Robbrecht en Daem verwijzen naar de onregelmatige middeleeuwse structuur van het Palazzo della Ragione in Vicenza waar Palladio een prachtig scherm van bogen en kolommen in een harmonisch ritme omheen heeft geplaatst. Een tweede blik leert dat de verschillen nog wel degelijk bestaan maar zijn opgenomen in en aan het oog onttrokken door een illusie van regelmaat.

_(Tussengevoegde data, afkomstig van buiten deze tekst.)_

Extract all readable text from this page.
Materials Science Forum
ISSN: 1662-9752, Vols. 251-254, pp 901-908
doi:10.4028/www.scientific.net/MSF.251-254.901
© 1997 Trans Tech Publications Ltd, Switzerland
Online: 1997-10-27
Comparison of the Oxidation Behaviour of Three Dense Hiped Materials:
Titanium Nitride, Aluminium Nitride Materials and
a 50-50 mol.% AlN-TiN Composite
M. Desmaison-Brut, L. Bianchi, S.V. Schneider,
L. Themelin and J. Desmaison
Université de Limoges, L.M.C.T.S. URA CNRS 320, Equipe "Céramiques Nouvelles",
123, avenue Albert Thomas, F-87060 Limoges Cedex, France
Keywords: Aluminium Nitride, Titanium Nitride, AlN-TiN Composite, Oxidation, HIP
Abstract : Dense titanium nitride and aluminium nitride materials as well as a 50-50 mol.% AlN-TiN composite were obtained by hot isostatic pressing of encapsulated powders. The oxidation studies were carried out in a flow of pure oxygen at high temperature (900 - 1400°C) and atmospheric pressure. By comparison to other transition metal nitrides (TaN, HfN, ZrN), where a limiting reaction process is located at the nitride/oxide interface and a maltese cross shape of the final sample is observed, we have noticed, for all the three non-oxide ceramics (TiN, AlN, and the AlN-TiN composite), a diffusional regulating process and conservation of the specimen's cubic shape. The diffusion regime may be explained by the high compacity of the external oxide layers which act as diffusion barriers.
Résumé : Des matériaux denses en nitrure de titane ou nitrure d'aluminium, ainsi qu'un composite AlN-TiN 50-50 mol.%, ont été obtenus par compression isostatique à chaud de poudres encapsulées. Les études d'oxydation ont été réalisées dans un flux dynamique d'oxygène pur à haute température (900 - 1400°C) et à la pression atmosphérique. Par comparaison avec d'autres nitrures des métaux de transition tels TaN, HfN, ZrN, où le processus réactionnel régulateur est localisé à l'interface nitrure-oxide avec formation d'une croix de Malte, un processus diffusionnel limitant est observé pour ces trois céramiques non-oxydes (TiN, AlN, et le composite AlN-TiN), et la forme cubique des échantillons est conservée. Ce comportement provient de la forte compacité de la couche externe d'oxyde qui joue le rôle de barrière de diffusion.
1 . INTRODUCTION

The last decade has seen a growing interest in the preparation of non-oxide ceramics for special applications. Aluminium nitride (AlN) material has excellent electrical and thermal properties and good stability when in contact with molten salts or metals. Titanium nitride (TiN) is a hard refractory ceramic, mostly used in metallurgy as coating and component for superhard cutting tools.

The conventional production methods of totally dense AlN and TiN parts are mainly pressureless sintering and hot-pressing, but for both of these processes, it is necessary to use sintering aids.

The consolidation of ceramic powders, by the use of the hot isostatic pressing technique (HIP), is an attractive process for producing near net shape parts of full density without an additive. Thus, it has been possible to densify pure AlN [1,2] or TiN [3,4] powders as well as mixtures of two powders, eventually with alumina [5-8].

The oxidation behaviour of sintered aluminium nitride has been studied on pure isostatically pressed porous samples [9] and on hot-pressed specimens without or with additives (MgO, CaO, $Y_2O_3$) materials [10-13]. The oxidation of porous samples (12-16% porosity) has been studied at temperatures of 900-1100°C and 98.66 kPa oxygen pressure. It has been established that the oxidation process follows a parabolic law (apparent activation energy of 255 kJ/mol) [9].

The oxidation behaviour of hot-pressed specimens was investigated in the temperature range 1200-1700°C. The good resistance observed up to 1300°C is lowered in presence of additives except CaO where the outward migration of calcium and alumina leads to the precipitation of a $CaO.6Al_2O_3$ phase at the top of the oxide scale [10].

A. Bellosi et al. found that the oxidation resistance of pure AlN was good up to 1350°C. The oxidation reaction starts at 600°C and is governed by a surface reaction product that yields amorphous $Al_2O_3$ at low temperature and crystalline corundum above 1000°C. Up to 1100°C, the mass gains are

Het ene gezicht van deze architectuur is dus haar feitelijke idealiteit gebaseerd op een harmonisch systeem van verhoudingen, het andere gezicht haar intrinsieke vermogen een illusie van idealiteit voor te spiegelen door dit systeem te ontregelen. Architectuur ontstaat pas als de regels worden gehanteerd en overtreden, als ze in het ontwerpen welbewust ontsnapt aan welke regel dan ook. In dit ontwerp is het ook pas bij nader inzien dat de verschillen zich laten ontdekken en is het juist deze weerbarstigheid van het ontwerp waarmee deze verbouwing haar eigen kracht ontwikkelt. Beide gebouwen zijn wat ze zijn, juist door deze in al hun verschillen op elkaar te betrekken is het alsof hun beider karakteristiek van een alledaags type van het pakhuis nieuw leven wordt ingeblazen.

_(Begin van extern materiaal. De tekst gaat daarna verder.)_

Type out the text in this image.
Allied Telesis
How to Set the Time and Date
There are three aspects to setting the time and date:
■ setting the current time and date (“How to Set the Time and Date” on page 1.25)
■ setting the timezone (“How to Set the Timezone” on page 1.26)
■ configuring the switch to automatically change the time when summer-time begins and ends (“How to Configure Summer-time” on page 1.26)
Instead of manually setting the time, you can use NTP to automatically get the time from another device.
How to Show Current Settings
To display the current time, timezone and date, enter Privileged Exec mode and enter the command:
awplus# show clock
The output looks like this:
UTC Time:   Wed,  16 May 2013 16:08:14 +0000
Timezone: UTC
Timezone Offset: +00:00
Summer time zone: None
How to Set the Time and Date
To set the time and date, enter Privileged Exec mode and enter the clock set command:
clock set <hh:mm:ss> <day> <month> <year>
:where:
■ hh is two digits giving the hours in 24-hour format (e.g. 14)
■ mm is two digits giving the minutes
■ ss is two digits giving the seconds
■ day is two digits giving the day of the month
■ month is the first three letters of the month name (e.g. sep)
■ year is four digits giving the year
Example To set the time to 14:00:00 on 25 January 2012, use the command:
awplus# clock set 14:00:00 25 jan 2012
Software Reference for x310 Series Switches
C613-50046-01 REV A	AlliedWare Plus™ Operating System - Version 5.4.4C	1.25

Boven deze ruimtelijke doorbraak zijn door de Spaanse kunstenares Christina Iglesias adembenemend mooie lichtkoepels geplaatst, lichtsculpturen die in een conusvorm zijn gemaakt van albast, ondoorzichtig maar toch lichtdoorlatend en afgedekt door schijven met blauwgekleurd glas. De conussen zijn onderling identiek maar steeds verdraaid ten opzichte van elkaar in het zadeldak geplaatst. Subtiele verschillen die op het eerste gezicht niet direct in het oog vallen maar die op eenvoudige wijze deze verbouwing een geweldige vitaliteit verlenen. Architectuur en kunst smelten in dit gebouw samen tot een amalgaam van ruimte en licht. Hier doet het er niet langer toe wat nu wat is en welke discipline het primaat heeft over de andere. Een karakteristiek overigens die geldt voor nagenoeg het gehele oeuvre van Robbrecht en Daem. Als het op (ver)bouwen aankomt is het de trefzekerheid van deze architecten om op ingetogen en genuanceerde wijze de dingen die ertoe doen te laten voor wat ze zijn, deze te tonen in hun eigen hoedanigheid en hieraan op strategische wijze nieuwe dingen toe te (laten) voegen. Het maakt niet uit of zij dat zelf doen of een ander. Wat telt is de ervaring dat het gebeurt vanuit een houding die wordt geschraagd door de architectuur van het bestaande te nemen voor wat ze is en zich te onthouden van al te dolle ingrepen. Architectuur hoeft niet altijd te branden. Robbrecht en Daem verstaan deze kunst van het laten maar al te goed en weten dat hieruit een architectuur kan ontstaan die zich pas op het tweede gezicht laat kennen.